The n-th root of an imaginary number Z is not unique. It means all the numbers z₁, z₂ z₃ ... the n-th power of which is Z: (z_k)ⁿ=Z.

You can find the second root of 5-12i as a+ib so as (a+ib)²=5-12i. This means real equations for both the real part and imaginary part:
a²-b²=5, 2ab=-12. Eliminating b and solving the quadratic equation for a², only one solution is positive, a²=9, so the solutions are a = 3 and b = -2; and a = -3, b = 2.

As for the complex n-th root, the n-the roots of the unit 1 are cos((2π/n)k)+isin((2π/n)k) for k=0, 1, n-1, or, in Euler's notation e^((2π/n)ki). So the second roots of 1 are cos(0)+i sin(0) = 1 and cos(π) +i sin(π) = -1.

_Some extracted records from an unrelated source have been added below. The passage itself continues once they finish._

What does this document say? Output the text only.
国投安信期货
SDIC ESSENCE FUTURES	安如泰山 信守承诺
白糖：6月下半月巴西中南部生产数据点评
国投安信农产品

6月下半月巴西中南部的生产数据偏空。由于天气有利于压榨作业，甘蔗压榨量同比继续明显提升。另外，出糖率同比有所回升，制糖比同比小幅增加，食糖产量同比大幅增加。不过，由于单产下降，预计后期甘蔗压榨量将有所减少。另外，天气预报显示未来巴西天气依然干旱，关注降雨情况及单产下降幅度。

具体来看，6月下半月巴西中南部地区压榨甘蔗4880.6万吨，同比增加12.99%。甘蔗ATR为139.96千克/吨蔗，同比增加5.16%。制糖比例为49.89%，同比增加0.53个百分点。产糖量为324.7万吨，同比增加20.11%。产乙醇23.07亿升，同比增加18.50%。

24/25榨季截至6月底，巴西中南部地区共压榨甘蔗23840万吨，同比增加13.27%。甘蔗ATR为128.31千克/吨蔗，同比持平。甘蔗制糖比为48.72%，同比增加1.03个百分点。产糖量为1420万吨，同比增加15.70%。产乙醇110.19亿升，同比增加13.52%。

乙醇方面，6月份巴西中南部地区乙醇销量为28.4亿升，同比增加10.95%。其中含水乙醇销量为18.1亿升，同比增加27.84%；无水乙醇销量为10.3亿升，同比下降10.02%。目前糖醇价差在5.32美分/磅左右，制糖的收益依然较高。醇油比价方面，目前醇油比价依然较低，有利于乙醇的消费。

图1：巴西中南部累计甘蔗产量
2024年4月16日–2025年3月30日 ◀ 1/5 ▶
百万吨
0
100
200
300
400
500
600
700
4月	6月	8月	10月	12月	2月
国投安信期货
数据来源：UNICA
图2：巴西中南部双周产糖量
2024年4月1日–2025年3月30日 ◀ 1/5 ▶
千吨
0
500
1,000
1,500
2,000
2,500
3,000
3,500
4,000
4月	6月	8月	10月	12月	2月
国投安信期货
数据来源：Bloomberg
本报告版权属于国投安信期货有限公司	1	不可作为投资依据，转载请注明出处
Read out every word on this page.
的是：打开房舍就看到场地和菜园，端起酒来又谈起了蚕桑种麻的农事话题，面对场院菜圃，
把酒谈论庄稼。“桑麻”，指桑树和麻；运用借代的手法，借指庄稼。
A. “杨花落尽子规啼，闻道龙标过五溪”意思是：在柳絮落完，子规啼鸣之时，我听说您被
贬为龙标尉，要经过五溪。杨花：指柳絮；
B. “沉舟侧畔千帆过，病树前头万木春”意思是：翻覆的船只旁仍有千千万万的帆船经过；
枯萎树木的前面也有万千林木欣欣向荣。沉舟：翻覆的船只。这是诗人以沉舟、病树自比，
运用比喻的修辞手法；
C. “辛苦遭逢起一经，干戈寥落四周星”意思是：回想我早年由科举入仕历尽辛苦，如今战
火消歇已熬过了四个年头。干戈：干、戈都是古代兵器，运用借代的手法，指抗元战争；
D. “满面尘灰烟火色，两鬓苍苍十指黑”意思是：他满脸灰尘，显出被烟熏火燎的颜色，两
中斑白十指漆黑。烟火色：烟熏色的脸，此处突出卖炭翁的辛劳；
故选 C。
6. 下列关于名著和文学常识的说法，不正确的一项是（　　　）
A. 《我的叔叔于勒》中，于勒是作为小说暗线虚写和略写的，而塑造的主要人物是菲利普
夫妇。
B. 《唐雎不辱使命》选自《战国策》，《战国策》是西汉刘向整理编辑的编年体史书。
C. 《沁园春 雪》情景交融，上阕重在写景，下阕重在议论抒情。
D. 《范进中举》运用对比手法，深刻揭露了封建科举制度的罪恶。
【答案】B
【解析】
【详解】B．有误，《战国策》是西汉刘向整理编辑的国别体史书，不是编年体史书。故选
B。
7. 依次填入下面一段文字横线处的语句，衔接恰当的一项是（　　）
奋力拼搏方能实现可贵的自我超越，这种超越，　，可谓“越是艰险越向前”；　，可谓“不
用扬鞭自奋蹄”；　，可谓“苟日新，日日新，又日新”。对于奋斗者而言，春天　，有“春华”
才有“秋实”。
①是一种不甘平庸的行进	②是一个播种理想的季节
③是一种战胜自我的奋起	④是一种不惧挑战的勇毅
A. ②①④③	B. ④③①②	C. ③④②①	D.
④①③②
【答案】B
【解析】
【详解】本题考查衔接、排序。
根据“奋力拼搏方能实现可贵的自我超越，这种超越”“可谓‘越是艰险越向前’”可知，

The n-th roots of a general complex number $Z=|Z|e^{iΦ}$ are $\sqrt[n] {|Z|}e^{i(Φ/n + (2π/n) k }$ for k=0, 1, 2...n-1 where |Z|^1/n is the real n-th root of |Z|.
Written in trigonometric form, $Z^{1/n}=\sqrt[n] {|Z|}(\cos(Φ/n + (2π/n) k)+i\sin(Φ/n + (2π/n) k)$.
This way the second roots of Z=5-12i are = √13 (cos(Φ/2+πk)+i sin( Φ/2+πk) ), where Φ=arctan(-12/5) cos(Φ)=5/13, sin(Φ)=-12/13, and k = 0, 1.